Omniscope now provides an optional in-memory workflow execution engine.
When enabled, the data produced while a workflow runs is stored in RAM instead of being written to files on local disk.
This affects the processing stage of Omniscope - the moment when workflow blocks execute and datasets are built or published.
In simple terms: when you press Execute, the data flowing between workflow blocks lives in memory rather than being written to disk next to the project.
By default, Omniscope writes workflow execution data to disk to ensure predictable behaviour across all environments. The in-memory mode is an advanced configuration designed for performance-oriented servers, dedicated execution nodes, and containerised deployments.
Important: Workflow Execution Engine vs Data Engine
Omniscope has two separate runtime components, used at different times.
| Component | Used for |
|---|---|
| Workflow Execution Engine | Running blocks and building datasets during workflow execution |
| Data Engine | Serving queries for dashboards, reports and visualisations after publishing |
This article concerns the workflow execution engine only.
The Data Engine is responsible for report interaction (filters, charts, dashboard queries) after a workflow has already published its results.

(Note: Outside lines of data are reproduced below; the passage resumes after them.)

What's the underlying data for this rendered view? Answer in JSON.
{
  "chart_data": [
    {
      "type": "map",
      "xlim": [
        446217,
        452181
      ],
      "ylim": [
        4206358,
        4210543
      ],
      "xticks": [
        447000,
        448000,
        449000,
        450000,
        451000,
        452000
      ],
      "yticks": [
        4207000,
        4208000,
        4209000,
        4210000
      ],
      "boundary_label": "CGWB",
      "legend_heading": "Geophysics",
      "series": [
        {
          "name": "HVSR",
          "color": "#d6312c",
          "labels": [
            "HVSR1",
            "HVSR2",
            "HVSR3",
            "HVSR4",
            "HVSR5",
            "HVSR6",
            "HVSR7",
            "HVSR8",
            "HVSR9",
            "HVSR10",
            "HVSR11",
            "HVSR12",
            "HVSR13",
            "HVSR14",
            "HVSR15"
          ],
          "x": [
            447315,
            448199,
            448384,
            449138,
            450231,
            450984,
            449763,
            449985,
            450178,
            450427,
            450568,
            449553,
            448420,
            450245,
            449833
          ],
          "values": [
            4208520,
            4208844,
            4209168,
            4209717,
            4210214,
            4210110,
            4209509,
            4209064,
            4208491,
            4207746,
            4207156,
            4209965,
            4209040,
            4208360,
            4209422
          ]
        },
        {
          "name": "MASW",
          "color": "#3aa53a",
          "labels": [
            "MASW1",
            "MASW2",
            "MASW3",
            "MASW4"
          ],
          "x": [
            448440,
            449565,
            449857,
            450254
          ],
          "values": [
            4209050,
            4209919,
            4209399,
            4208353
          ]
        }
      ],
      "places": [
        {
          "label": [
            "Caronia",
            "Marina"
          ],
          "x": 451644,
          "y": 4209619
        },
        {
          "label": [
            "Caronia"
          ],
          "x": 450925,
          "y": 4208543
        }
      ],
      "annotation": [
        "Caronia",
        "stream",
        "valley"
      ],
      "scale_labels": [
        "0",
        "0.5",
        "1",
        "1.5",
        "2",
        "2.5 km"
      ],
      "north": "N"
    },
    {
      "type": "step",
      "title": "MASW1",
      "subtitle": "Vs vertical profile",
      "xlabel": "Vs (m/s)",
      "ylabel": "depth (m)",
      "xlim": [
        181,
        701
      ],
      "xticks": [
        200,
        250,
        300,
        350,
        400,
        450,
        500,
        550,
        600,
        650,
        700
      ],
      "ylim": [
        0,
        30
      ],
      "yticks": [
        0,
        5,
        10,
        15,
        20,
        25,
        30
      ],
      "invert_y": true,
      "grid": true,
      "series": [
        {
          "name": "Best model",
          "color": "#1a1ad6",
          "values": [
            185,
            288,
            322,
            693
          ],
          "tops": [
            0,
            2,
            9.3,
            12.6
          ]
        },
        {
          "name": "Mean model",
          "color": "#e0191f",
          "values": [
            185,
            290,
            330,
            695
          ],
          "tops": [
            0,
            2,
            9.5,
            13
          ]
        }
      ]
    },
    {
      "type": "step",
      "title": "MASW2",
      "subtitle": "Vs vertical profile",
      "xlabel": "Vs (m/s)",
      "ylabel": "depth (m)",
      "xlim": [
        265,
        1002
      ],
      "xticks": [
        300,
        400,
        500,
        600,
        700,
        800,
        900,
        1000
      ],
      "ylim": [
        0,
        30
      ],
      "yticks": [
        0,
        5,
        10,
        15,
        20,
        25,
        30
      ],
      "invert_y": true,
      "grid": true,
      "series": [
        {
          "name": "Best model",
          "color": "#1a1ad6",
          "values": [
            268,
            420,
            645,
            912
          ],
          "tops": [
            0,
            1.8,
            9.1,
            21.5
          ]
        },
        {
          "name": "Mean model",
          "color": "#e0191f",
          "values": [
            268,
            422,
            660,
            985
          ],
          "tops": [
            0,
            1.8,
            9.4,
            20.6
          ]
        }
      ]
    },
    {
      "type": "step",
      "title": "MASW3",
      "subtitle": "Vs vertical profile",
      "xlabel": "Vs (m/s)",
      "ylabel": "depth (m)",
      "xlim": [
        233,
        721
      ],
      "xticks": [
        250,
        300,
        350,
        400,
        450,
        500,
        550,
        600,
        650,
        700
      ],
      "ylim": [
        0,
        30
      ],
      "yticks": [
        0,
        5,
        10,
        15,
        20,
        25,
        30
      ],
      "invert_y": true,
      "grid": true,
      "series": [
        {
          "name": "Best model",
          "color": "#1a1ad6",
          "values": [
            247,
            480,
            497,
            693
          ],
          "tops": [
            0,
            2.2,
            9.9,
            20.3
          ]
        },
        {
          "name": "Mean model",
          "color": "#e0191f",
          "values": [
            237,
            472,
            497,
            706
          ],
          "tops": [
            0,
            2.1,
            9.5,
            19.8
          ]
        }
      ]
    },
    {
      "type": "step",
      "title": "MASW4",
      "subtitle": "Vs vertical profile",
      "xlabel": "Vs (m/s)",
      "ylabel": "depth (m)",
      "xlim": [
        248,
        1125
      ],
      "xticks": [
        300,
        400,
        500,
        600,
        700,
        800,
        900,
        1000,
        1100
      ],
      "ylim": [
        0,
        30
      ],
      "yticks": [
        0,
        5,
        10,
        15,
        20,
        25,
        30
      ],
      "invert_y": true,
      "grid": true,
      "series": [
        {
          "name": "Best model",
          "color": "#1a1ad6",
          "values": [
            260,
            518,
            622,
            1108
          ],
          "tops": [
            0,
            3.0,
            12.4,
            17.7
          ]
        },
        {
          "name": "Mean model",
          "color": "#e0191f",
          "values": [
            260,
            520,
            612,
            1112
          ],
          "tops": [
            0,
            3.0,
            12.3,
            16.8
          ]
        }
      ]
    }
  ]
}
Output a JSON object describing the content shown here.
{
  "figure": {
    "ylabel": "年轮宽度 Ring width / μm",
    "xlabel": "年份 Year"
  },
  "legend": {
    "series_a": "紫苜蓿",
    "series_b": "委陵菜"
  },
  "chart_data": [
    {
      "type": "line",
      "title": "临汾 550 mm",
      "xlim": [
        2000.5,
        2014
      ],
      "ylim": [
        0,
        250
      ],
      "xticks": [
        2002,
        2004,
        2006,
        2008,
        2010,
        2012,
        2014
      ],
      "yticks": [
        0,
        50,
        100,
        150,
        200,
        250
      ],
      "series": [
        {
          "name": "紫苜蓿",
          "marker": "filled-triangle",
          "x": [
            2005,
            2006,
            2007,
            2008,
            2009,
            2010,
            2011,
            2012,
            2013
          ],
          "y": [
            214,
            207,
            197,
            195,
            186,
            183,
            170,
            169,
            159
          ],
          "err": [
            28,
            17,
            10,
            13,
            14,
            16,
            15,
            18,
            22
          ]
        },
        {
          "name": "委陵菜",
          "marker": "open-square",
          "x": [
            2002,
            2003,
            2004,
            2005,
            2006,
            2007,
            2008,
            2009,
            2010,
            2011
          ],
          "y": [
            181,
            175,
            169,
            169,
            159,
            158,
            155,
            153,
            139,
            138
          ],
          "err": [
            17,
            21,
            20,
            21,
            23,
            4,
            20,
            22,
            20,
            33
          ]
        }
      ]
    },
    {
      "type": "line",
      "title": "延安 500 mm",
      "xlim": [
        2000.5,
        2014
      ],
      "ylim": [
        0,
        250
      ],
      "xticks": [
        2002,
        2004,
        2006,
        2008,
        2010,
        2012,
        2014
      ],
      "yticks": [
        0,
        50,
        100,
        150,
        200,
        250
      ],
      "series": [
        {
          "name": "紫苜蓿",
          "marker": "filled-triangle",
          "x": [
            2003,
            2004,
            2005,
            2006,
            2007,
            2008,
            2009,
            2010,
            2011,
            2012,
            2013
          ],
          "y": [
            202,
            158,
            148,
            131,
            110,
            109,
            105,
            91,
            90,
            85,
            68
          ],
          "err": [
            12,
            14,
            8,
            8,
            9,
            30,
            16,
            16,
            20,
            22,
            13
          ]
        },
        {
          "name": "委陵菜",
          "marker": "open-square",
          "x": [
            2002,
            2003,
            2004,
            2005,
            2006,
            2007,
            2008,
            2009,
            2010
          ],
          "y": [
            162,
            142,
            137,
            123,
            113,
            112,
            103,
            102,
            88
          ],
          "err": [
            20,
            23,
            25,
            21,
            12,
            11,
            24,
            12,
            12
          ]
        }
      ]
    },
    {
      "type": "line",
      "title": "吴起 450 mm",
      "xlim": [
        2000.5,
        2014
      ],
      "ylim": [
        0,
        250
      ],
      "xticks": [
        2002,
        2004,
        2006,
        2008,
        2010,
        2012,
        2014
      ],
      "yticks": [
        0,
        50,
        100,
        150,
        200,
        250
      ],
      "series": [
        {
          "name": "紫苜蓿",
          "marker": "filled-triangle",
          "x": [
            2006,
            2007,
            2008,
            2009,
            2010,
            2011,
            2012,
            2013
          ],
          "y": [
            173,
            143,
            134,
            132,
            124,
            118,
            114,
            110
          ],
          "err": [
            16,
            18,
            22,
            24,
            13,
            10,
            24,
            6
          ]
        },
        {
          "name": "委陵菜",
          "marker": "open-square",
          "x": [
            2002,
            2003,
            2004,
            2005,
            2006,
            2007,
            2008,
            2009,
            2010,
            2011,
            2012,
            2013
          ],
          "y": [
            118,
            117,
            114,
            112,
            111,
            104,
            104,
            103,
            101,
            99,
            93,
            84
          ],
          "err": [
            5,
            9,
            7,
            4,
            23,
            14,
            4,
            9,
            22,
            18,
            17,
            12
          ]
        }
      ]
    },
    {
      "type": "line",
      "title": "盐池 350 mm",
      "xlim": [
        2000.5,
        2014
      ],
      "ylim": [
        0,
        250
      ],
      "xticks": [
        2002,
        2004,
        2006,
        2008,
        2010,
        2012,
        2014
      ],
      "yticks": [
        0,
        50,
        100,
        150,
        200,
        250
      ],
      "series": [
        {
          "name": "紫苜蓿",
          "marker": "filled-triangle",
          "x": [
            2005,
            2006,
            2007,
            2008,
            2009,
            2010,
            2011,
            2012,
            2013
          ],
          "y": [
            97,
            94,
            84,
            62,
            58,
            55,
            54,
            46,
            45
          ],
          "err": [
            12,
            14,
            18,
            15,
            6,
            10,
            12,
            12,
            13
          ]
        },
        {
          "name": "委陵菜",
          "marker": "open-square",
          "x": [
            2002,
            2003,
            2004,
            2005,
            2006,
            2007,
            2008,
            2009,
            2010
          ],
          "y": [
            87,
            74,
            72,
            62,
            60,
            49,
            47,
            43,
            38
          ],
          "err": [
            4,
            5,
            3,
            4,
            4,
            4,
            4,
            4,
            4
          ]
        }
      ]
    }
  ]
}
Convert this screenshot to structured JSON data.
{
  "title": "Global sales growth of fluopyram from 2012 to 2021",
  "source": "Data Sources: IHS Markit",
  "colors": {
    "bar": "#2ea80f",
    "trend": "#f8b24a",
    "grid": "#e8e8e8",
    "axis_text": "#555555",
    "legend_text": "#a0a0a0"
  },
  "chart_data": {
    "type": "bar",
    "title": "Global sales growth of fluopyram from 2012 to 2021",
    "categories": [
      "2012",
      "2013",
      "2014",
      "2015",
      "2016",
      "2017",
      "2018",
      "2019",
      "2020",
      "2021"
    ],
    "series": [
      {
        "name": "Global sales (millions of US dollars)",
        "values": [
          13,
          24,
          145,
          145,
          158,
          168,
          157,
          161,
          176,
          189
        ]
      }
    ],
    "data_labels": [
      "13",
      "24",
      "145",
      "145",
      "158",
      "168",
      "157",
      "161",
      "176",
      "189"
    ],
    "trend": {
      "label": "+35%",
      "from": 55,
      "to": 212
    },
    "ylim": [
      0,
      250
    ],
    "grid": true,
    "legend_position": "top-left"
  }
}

It has its own configuration options, including an in-memory mode, and is not changed by this setting.
However, the two features can be combined:
Workflow builds the dataset in memory
Data Engine serves the dataset from memory
When both are enabled, Omniscope can operate without local disk I/O during normal operation.
Why this feature exists
Historically, ETL and BI tools relied heavily on disk because:
memory was limited
datasets often exceeded available RAM
disk storage provided safety and durability
Modern infrastructure has changed significantly:
servers commonly have tens or hundreds of gigabytes of RAM
cloud and container nodes may be ephemeral
local storage may be restricted or slow
network storage is far slower than memory
In many deployments today, disk I/O is the primary performance bottleneck, not CPU.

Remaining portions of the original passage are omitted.